Para Bruno Paulino.
Como a poesia tem
mistérios, recebi o livro A menina da chuva, de Bruno Paulino, numa tarde em
que o céu estava inchado de nuvens, “bonito para chover”, então segui a menina
bailarina de Bruno e tive muita vontade de dançar com ela. Para Adélia Prado, a
poesia se dá quando entramos em contato com a transcendência, o que pode
acontecer nas miudezas do cotidiano, no trivial que os não poetas não percebem;
para o teórico Staiger, o lírico se produz da recordação, ou seja, daquilo que
se guarda na “corda do coração”, mas todos concordam que o poeta nos revela o
inusitado em linhas encantatórias, seja em verso ou em prosa, não importa.
Paulino é um poeta, da linhagem de Rubem Braga e Cecília Meireles, que nos
revelavam janelas que o olhar distraído com a superfície das coisas, não vê.
Comoventes os relatos da
lembrança da avó e seu altar, tão sertanejo, da espera da menina Alice e suas
cores, do menino que descobre o assobio e aprende a conversar com passarinhos;
Especial a percepção madura do menino tão novo dos valores que vão sendo
esquecidos num mundo mais virtual que real, mais frenético que feliz, longe do
tempo das coisas como elas são ou como se dão na emoção, lugar onde vivemos de
fato; Rica a leitura de mundo que nos traz, costurando pensamentos de Quintana,
imagens de Rubem Braga, um café com Clarice ou a obsessão de Diadorim, enquanto
espera a tarde passar por Quixeramobim ou a noite engolir sonhos insones.

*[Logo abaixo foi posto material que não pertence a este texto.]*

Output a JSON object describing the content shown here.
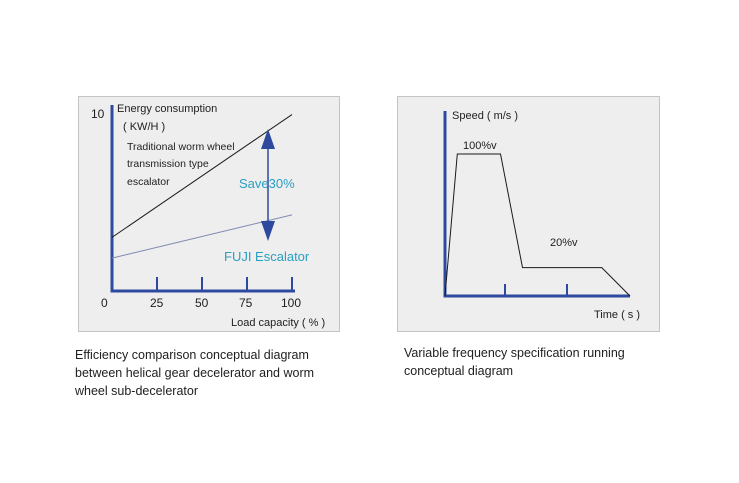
{
  "colors": {
    "axis": "#2e4a9e",
    "accent_text": "#2a9fc2",
    "panel_bg": "#eeeeee"
  },
  "chart_data": [
    {
      "type": "line",
      "y_label_lines": [
        "Energy consumption",
        "( KW/H )"
      ],
      "y_max_label": "10",
      "x_label": "Load capacity ( % )",
      "x_tick_labels": [
        "0",
        "25",
        "50",
        "75",
        "100"
      ],
      "xlim": [
        0,
        100
      ],
      "ylim": [
        0,
        10
      ],
      "series": [
        {
          "name_lines": [
            "Traditional worm wheel",
            "transmission type",
            "escalator"
          ],
          "x": [
            0,
            100
          ],
          "y": [
            3.1,
            10.2
          ]
        },
        {
          "name": "FUJI Escalator",
          "x": [
            0,
            100
          ],
          "y": [
            1.9,
            4.4
          ]
        }
      ],
      "annotation": "Save30%"
    },
    {
      "type": "line",
      "y_label": "Speed ( m/s )",
      "x_label": "Time ( s )",
      "x": [
        0,
        1.4,
        6.3,
        8.8,
        17.8,
        21.0
      ],
      "y": [
        0,
        100,
        100,
        20,
        20,
        0
      ],
      "annotations": [
        "100%v",
        "20%v"
      ]
    }
  ],
  "captions": {
    "left_lines": [
      "Efficiency comparison conceptual diagram",
      "between helical gear decelerator and worm",
      "wheel sub-decelerator"
    ],
    "right_lines": [
      "Variable frequency specification running",
      "conceptual diagram"
    ]
  }
}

Poética e autêntica a escrita desse menino antigo, que procura a cidade antiga
naquilo que todos guardamos como idílio ou lembrança (nós, os afortunados que
ainda cresceram nelas), aquela cidade onde o sino ainda chama, a praça ainda é
cheia de olhos por trás das janelas, onde o rio esconde segredos e os poetas se
criam entre cachorros e passarinhos.
Vânia Vasconcelos é
escritora. Publicou os livros Mergulhos (Crônicas),
Desvios (Contos), e Chão da Infância (Infantil).